La diplomate et militante des droits de l’Homme, Moushira Khattab, profite de la situation de son concurrent et savoure ses chances d’emporter la course à la tête de l’Unesco. "Qui mieux qu'une femme arabe et musulmane qui dispose des qualifications requises peut parler contre tous les radicalismes ? Sans compter que l'Égypte, mon pays, est en paix au Moyen-Orient depuis quarante ans et peut parler aux Israéliens et aux Palestiniens", argue-t-elle dans une interview au Point. Ancienne ministre du président Hosni Moubarak, elle est soutenue par le maréchal Sissi, deux hommes au bilan très discutable sur le plan des droits de l’Homme, ce qui ternit sa candidature. Une situation comparable à l’autre favori chinois, Qian Tang, présent à l’Unesco depuis 20 ans, mais dont le pays, pourtant lui aussi généreux donateur, ne peut pas être qualifié de grande démocratie et doit faire face au veto japonais.

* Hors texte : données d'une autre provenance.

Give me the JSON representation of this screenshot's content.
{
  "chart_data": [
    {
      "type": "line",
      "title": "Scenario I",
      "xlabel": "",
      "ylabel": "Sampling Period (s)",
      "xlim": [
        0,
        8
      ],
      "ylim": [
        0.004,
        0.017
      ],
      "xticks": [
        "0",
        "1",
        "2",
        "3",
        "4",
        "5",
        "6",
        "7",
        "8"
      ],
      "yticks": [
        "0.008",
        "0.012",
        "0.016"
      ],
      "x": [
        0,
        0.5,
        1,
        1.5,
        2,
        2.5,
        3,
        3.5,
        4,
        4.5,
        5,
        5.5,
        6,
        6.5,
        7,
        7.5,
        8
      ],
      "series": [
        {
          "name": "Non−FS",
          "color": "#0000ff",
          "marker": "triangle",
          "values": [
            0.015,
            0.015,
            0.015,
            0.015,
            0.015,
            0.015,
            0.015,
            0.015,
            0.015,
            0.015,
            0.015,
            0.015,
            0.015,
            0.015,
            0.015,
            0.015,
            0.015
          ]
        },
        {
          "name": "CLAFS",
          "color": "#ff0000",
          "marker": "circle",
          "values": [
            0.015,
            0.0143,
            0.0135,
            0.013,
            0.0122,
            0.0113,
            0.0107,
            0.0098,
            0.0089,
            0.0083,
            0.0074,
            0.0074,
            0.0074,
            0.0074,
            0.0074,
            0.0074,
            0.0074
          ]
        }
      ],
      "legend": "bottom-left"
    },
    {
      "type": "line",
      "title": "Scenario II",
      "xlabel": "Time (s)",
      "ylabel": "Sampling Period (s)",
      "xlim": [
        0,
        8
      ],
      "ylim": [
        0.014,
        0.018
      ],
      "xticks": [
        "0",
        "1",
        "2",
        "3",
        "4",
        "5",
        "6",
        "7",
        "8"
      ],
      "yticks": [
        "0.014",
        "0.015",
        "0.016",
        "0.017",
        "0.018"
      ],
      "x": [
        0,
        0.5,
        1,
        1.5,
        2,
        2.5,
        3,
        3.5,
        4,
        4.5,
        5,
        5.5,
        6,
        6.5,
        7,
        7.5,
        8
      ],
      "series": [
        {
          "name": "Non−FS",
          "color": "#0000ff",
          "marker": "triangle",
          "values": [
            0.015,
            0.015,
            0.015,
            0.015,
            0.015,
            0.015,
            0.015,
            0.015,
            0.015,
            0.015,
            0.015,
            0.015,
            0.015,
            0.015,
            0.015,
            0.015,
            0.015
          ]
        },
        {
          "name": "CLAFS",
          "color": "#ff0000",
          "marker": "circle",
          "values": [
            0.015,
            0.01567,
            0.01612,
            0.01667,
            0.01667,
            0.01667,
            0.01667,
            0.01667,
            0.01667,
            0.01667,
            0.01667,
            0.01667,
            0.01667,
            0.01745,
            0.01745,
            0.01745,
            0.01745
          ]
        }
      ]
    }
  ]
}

Quant à la dernière concurrente arabe, la Libanaise Vera El Khoury Lacœuilhe, elle n’a pas beaucoup de chances de l’emporter. "Son statut de protégée d’un homme d’affaires à la réputation sulfureuse – le Libano-Nigérian Gilbert Chagoury– prend à rebrousse-poil", analyse une enquête du Monde.
Les défis qui attendent le futur directeur général sont de taille, et la poursuite de querelles diplomatiques ne peuvent qu’entacher la crédibilité d’une institution qui doit se renouveler sans tarder. "C'est une organisation fragile qui ne dispose ni des moyens humains ni des moyens financiers. Il lui faut une direction solide", souligne à Reuters une source diplomatique française.